Session: Adjustable Robust Optimization: Theories and Algorithms
Chair: Ahmadreza Marandi
Cluster: Optimization Under Uncertainty and Data-driven Optimization
Talk 1: A semi-infinite Benders’ cut approach for adjustable robust optimization
Speaker: Ayse Nur Arslan
Abstract: In this talk we consider two-stage linear adjustable robust optimization problems with continuous recourse. These problems have been the subject of exact solution algorithms, notably, Benders decomposition and constraint-and-column generation (CCG) approaches. Here, we present an alternative decomposition approach reposing on a novel reformulation of the problem using semi-infinite Benders’ cuts. We argue that this approach will enjoy the same quality of dual bounds as the CCG approach while requiring to solve a smaller number of separation problems. We additionally study the formulation and solution of separation problems under different assumptions on the form of the uncertainty set and the feasibility of the recourse problem. We perform a detailed numerical study that showcases the superior performance of our proposed approach as well as compares the performances of different formulations for the separation problem.
Talk 2: Robust Bilevel Optimization with Wait-and-See Follower: A Column-and-Constraint Generation Approach
Speaker: Henri Lefebvre
Abstract: Bilevel optimization is a classical framework for modeling hierarchical decision-making processes. Typically, it is assumed that all input parameters for both the leader and the follower are known when the leader makes a decision. However, in many real-world applications, the leader must decide without fully anticipating the follower's response due to uncertainties in the follower's problem. In this talk, we address robust bilevel optimization problems in which the follower adopts a ``wait-and-see'' approach.

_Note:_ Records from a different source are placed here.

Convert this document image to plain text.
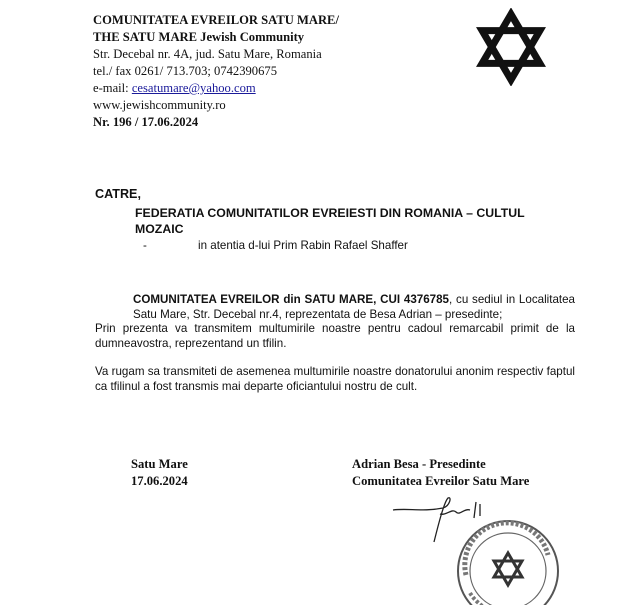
COMUNITATEA EVREILOR SATU MARE/
THE SATU MARE Jewish Community
Str. Decebal nr. 4A, jud. Satu Mare, Romania
tel./ fax 0261/ 713.703; 0742390675
e-mail: cesatumare@yahoo.com
www.jewishcommunity.ro
Nr. 196 / 17.06.2024
CATRE,
FEDERATIA COMUNITATILOR EVREIESTI DIN ROMANIA – CULTUL MOZAIC
-	in atentia d-lui Prim Rabin Rafael Shaffer

COMUNITATEA EVREILOR din SATU MARE, CUI 4376785, cu sediul in Localitatea Satu Mare, Str. Decebal nr.4, reprezentata de Besa Adrian – presedinte;

Prin prezenta va transmitem multumirile noastre pentru cadoul remarcabil primit de la dumneavostra, reprezentand un tfilin.

Va rugam sa transmiteti de asemenea multumirile noastre donatorului anonim respectiv faptul ca tfilinul a fost transmis mai departe oficiantului nostru de cult.

Satu Mare
17.06.2024
Adrian Besa - Presedinte
Comunitatea Evreilor Satu Mare
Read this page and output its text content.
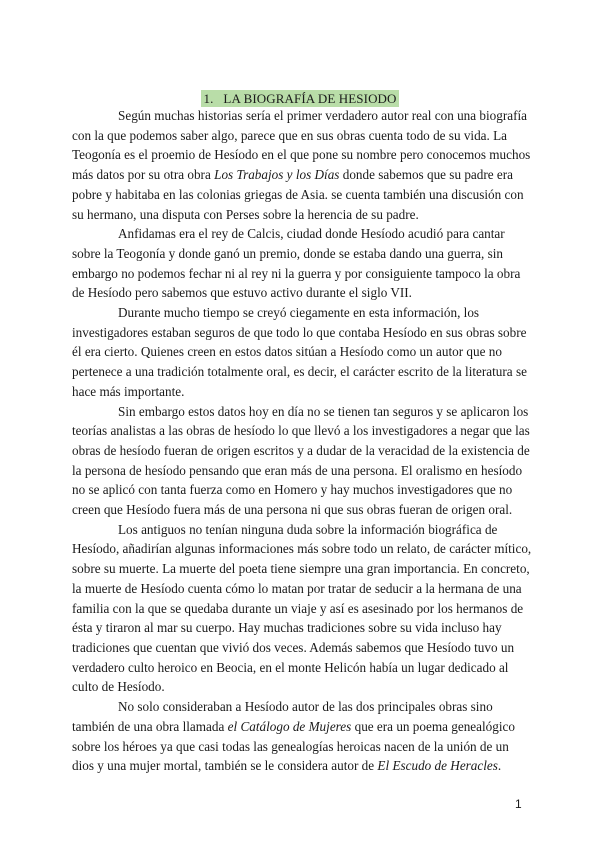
1. LA BIOGRAFÍA DE HESIODO

Según muchas historias sería el primer verdadero autor real con una biografía con la que podemos saber algo, parece que en sus obras cuenta todo de su vida. La Teogonía es el proemio de Hesíodo en el que pone su nombre pero conocemos muchos más datos por su otra obra Los Trabajos y los Días donde sabemos que su padre era pobre y habitaba en las colonias griegas de Asia. se cuenta también una discusión con su hermano, una disputa con Perses sobre la herencia de su padre.

Anfidamas era el rey de Calcis, ciudad donde Hesíodo acudió para cantar sobre la Teogonía y donde ganó un premio, donde se estaba dando una guerra, sin embargo no podemos fechar ni al rey ni la guerra y por consiguiente tampoco la obra de Hesíodo pero sabemos que estuvo activo durante el siglo VII.

Durante mucho tiempo se creyó ciegamente en esta información, los investigadores estaban seguros de que todo lo que contaba Hesíodo en sus obras sobre él era cierto. Quienes creen en estos datos sitúan a Hesíodo como un autor que no pertenece a una tradición totalmente oral, es decir, el carácter escrito de la literatura se hace más importante.

Sin embargo estos datos hoy en día no se tienen tan seguros y se aplicaron los teorías analistas a las obras de hesíodo lo que llevó a los investigadores a negar que las obras de hesíodo fueran de origen escritos y a dudar de la veracidad de la existencia de la persona de hesíodo pensando que eran más de una persona. El oralismo en hesíodo no se aplicó con tanta fuerza como en Homero y hay muchos investigadores que no creen que Hesíodo fuera más de una persona ni que sus obras fueran de origen oral.

Los antiguos no tenían ninguna duda sobre la información biográfica de Hesíodo, añadirían algunas informaciones más sobre todo un relato, de carácter mítico, sobre su muerte. La muerte del poeta tiene siempre una gran importancia. En concreto, la muerte de Hesíodo cuenta cómo lo matan por tratar de seducir a la hermana de una familia con la que se quedaba durante un viaje y así es asesinado por los hermanos de ésta y tiraron al mar su cuerpo. Hay muchas tradiciones sobre su vida incluso hay tradiciones que cuentan que vivió dos veces. Además sabemos que Hesíodo tuvo un verdadero culto heroico en Beocia, en el monte Helicón había un lugar dedicado al culto de Hesíodo.

No solo consideraban a Hesíodo autor de las dos principales obras sino también de una obra llamada el Catálogo de Mujeres que era un poema genealógico sobre los héroes ya que casi todas las genealogías heroicas nacen de la unión de un dios y una mujer mortal, también se le considera autor de El Escudo de Heracles.

1
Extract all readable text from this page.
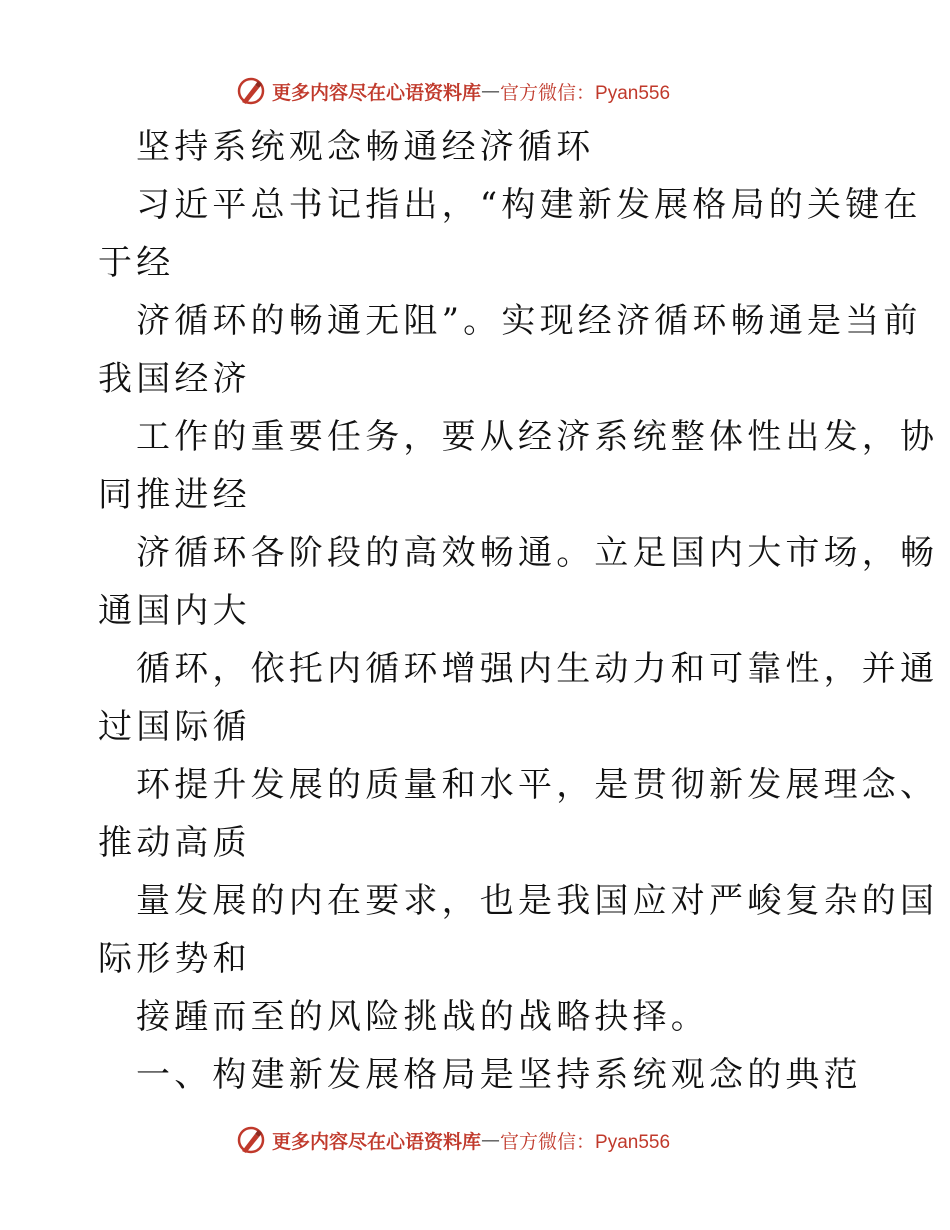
更多内容尽在心语资料库 — 官方微信：Pyan556
坚持系统观念畅通经济循环
习近平总书记指出，“构建新发展格局的关键在
于经
济循环的畅通无阻”。实现经济循环畅通是当前
我国经济
工作的重要任务，要从经济系统整体性出发，协
同推进经
济循环各阶段的高效畅通。立足国内大市场，畅
通国内大
循环，依托内循环增强内生动力和可靠性，并通
过国际循
环提升发展的质量和水平，是贯彻新发展理念、
推动高质
量发展的内在要求，也是我国应对严峻复杂的国
际形势和
接踵而至的风险挑战的战略抉择。
一、构建新发展格局是坚持系统观念的典范
更多内容尽在心语资料库 — 官方微信：Pyan556
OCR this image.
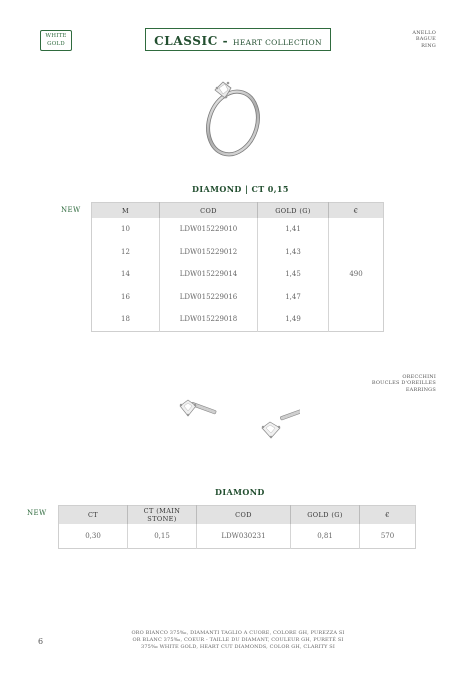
WHITE
GOLD	CLASSIC - HEART COLLECTION
ANELLO
BAGUE
RING
DIAMOND | CT 0,15
NEW	M	COD	GOLD (G)	€
10	LDW015229010	1,41	490
12	LDW015229012	1,43	
14	LDW015229014	1,45	
16	LDW015229016	1,47	
18	LDW015229018	1,49	
ORECCHINI
BOUCLES D'OREILLES
EARRINGS
DIAMOND
NEW	CT	CT (MAIN STONE)	COD	GOLD (G)	€
0,30	0,15	LDW030231	0,81	570
6
ORO BIANCO 375‰, DIAMANTI TAGLIO A CUORE, COLORE GH, PUREZZA SI
OR BLANC 375‰, COEUR - TAILLE DU DIAMANT, COULEUR GH, PURETÉ SI
375‰ WHITE GOLD, HEART CUT DIAMONDS, COLOR GH, CLARITY SI
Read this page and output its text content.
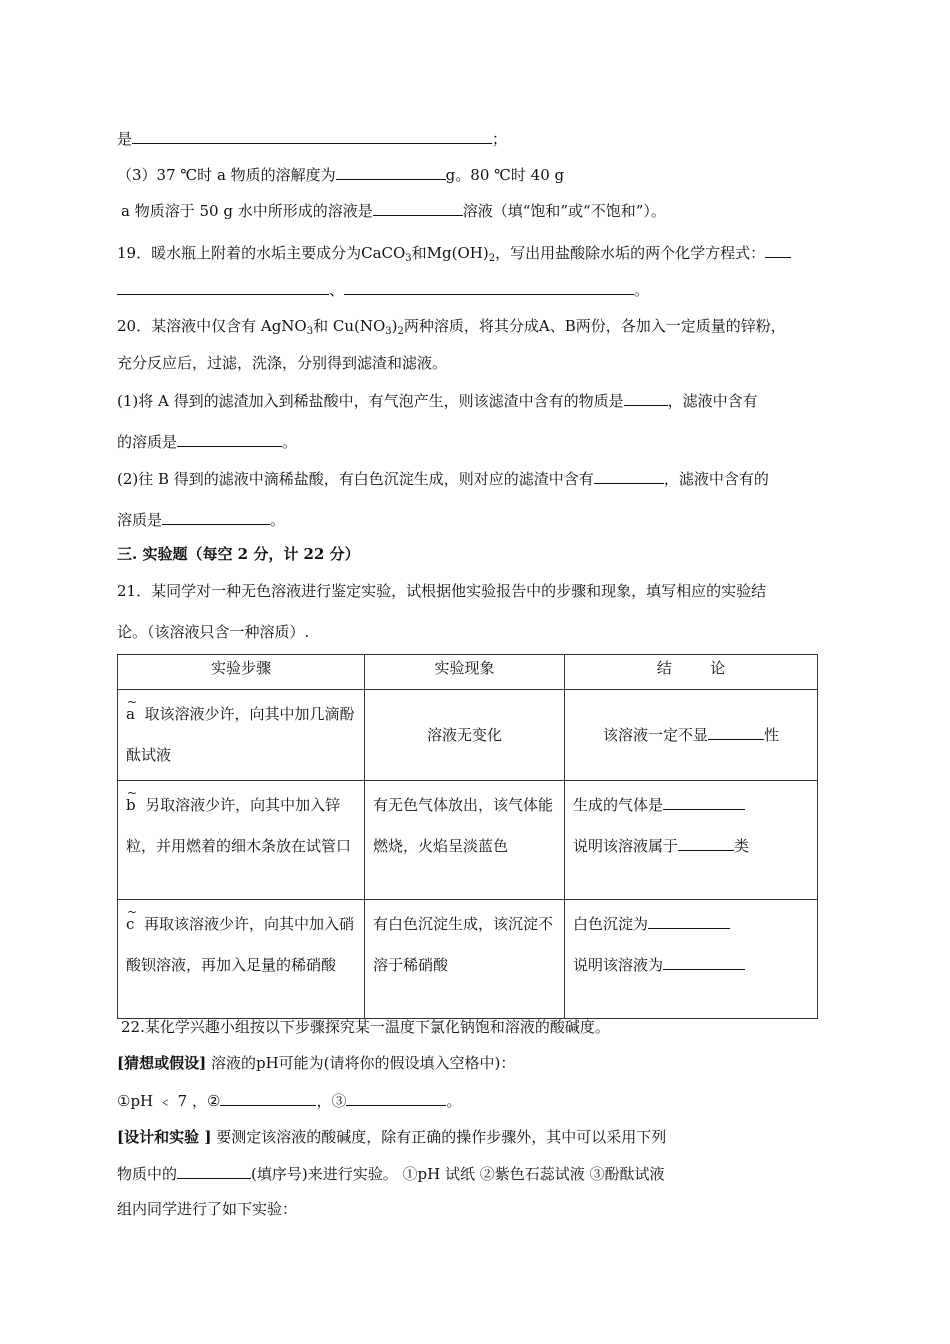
是	；
（3）37 ℃时 a 物质的溶解度为	g。80 ℃时 40 g
a 物质溶于 50 g 水中所形成的溶液是	溶液（填“饱和”或“不饱和”）。
19．暖水瓶上附着的水垢主要成分为CaCO$_3$和$Mg(OH)_2$，写出用盐酸除水垢的两个化学方程式：
、	。
20．某溶液中仅含有 AgNO$_3$和 $Cu(NO_3)_2$两种溶质，将其分成A、B两份，各加入一定质量的锌粉，
充分反应后，过滤，洗涤，分别得到滤渣和滤液。
(1)将 A 得到的滤渣加入到稀盐酸中，有气泡产生，则该滤渣中含有的物质是	，滤液中含有
的溶质是	。
(2)往 B 得到的滤液中滴稀盐酸，有白色沉淀生成，则对应的滤渣中含有	，滤液中含有的
溶质是	。
三. 实验题（每空 2 分，计 22 分）
21．某同学对一种无色溶液进行鉴定实验，试根据他实验报告中的步骤和现象，填写相应的实验结
论。（该溶液只含一种溶质）.
实验步骤	实验现象	结        论
~ a 取该溶液少许，向其中加几滴酚酞试液	溶液无变化	该溶液一定不显 性
~ b 另取溶液少许，向其中加入锌粒，并用燃着的细木条放在试管口	有无色气体放出，该气体能燃烧，火焰呈淡蓝色	生成的气体是
说明该溶液属于 类

~ c 再取该溶液少许，向其中加入硝酸钡溶液，再加入足量的稀硝酸	有白色沉淀生成，该沉淀不溶于稀硝酸	白色沉淀为
说明该溶液为
22.某化学兴趣小组按以下步骤探究某一温度下氯化钠饱和溶液的酸碱度。
[猜想或假设] 溶液的pH可能为(请将你的假设填入空格中)：
①pH ﹤ 7 ，②	，③	。
[设计和实验 ] 要测定该溶液的酸碱度，除有正确的操作步骤外，其中可以采用下列
物质中的	(填序号)来进行实验。 ①pH 试纸 ②紫色石蕊试液 ③酚酞试液
组内同学进行了如下实验：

Thus, the leader decides without knowledge of the explicit realization of the uncertainty, then the uncertainty realizes in a worst-case manner, and afterward the follower's decisions are made. For this challenging problem class, we discuss mathematical properties and present a corresponding solution approach based on column-and-constraint generation. The convergence of the proposed algorithm is discussed along with its practical implementation including numerical results. We finally outline potential research directions.
Talk 3: The Value of Flexibility in Robust Supply Chain Network Design
Speaker: Amir Ardestani-Jaafari
Abstract: A supply chain network design problem (SCNDP) involves making long-term and mostly irreversible strategic decisions, requiring the utilization of various sources of flexibility and demand information. The cost efficiency of this process hinges, to a large extent, on how, among other factors, flexibilities from strategic and operational perspectives are tailored and how demand information is leveraged. In this paper, we investigate five distinct policies for our SCNDP, stemming from incorporating new flexibilities at both the strategic and operational levels. We commence with a localized production model where local production satisfies the demand. We then extend the model to cases where the production capacity in one location can be utilized to meet the demand of other nodes (Policy II). Furthermore, the capacity can be shared among open facilities if \textit{capacity-sharing links} have already been arranged (Policy III). In contrast to these policies, where the set capacity in the first stage serves as a surrogate for production amount in the second stage, we allow production decisions to be postponed until after the realization of demand, leading to a make-to-order rather than a make-to-stock production strategy (Policies IV and V). To analyze each of these policies, we develop a two-stage robust optimization framework for which we introduce a novel computationally efficient exact (based on Column-and-Constraint Generation (C\&CG)) and multiple approximation techniques (based on Linear Decision Rules). These techniques effectively solve realistically sized instances of the problem under varying demand uncertainty budgets, enabling us to derive managerial insights that would otherwise be unattainable. We demonstrate, among other results, that (i) the existence of capacity-sharing links among facilities yields (a) the highest percentage of cost-saving due to the pooling effect for all uncertainty budget values (b) significantly reduces shortage probability and (ii) production postponement brings only a marginal improvement in the results, suggesting that upstream supply chain connections (capacity-sharing links among facilities) are more critical than postponing production decisions, especially for moderate budgets of uncertainty. Finally, we apply our most effective policies to a real-world case study to contextualize these concepts, quantify their values, and formulate our design recommendations.